# Time Share Resorts ?



## gman12 (Mar 6, 2003)

Anyone have any experience selling a Time Share? I have had mine since 1987 and no longer use it and would like to sell it. Through the years it has been great. we have used it all over n. America and Mexico. But it just don't work for me anymore. It's in Gatlinburg, Tenn. and it is a 5 ***** resort. It's about 1 mile from Smokey Mtn. National Park. You can do a Google search for Gatlinburg Town Square and see it. It works great if you have kids.TIA
_________________


----------



## rocksmart (Dec 2, 2007)

Any idea how much you want for it, and what are the maintenance fees? Is it a fixed week and if so, which week, what size unit?
Hardly anybody buys weeks anymore, seems as though the whole world has gone to points, so you probably can't get much for it.
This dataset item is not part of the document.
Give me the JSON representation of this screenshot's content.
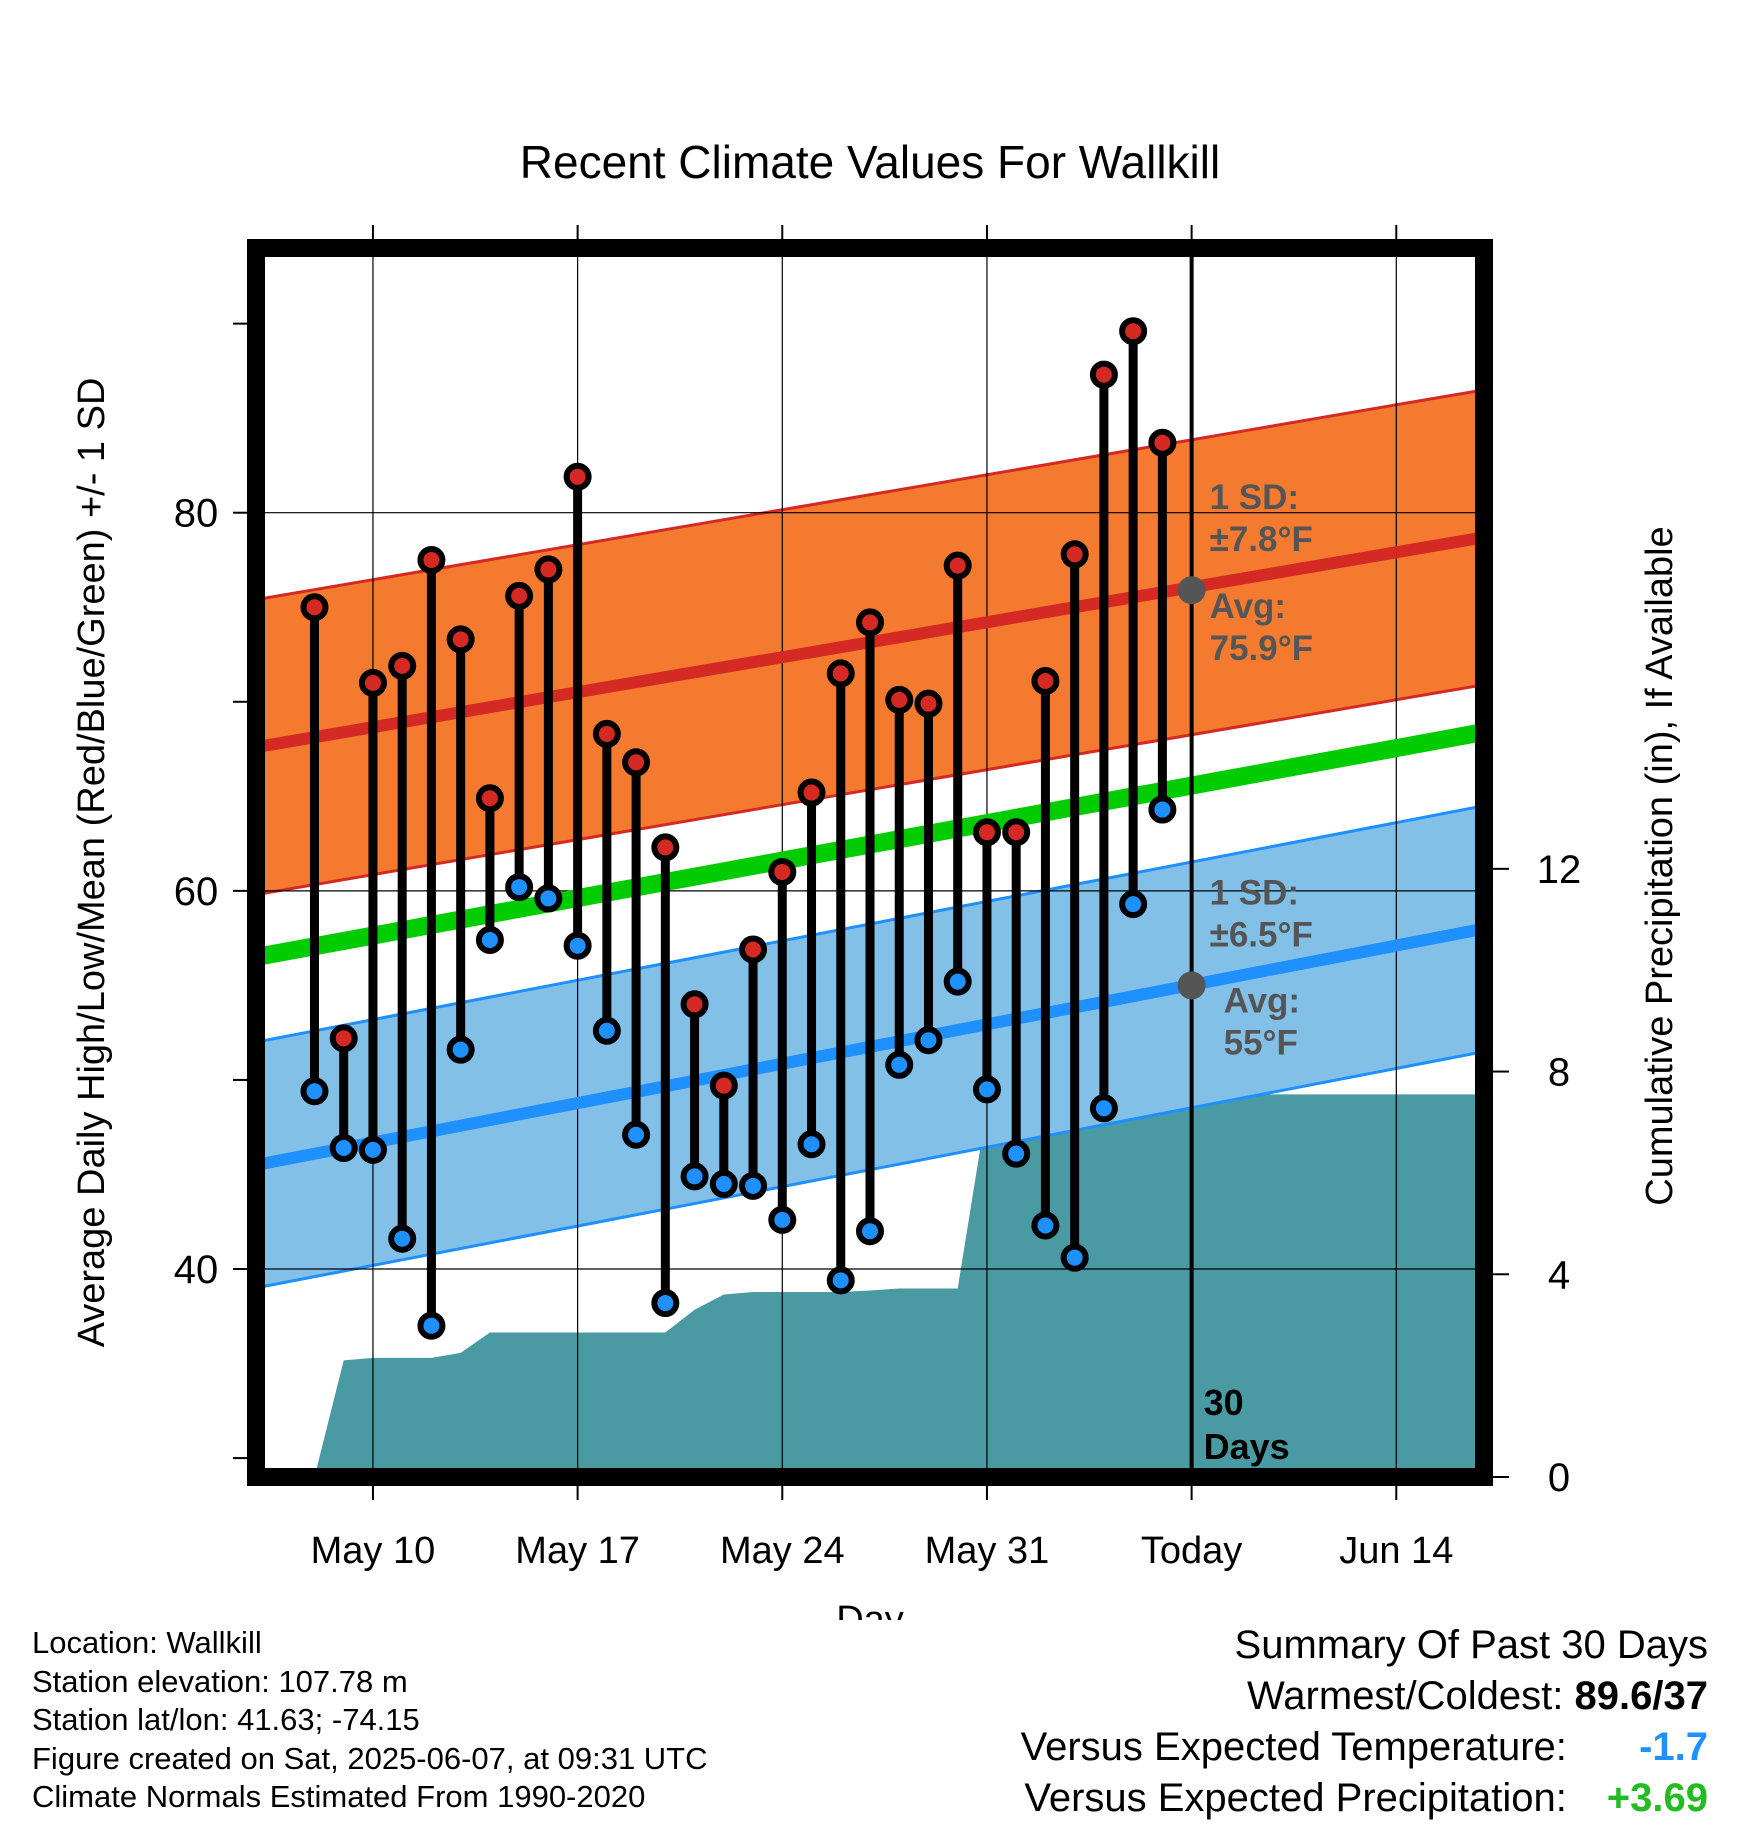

Some people even give them away just to get rid of maintenance fees. rocksmart


----------



## umas911 (Sep 19, 2003)

What week do you have, does it start fri sat or sun?


----------



## gman12 (Mar 6, 2003)

You can go to www.timesharesonly.com enter 1044853 to get all of the info.Maint. fee this year is $528, it is a flex week and res. start on Fri. for 7 nights.


----------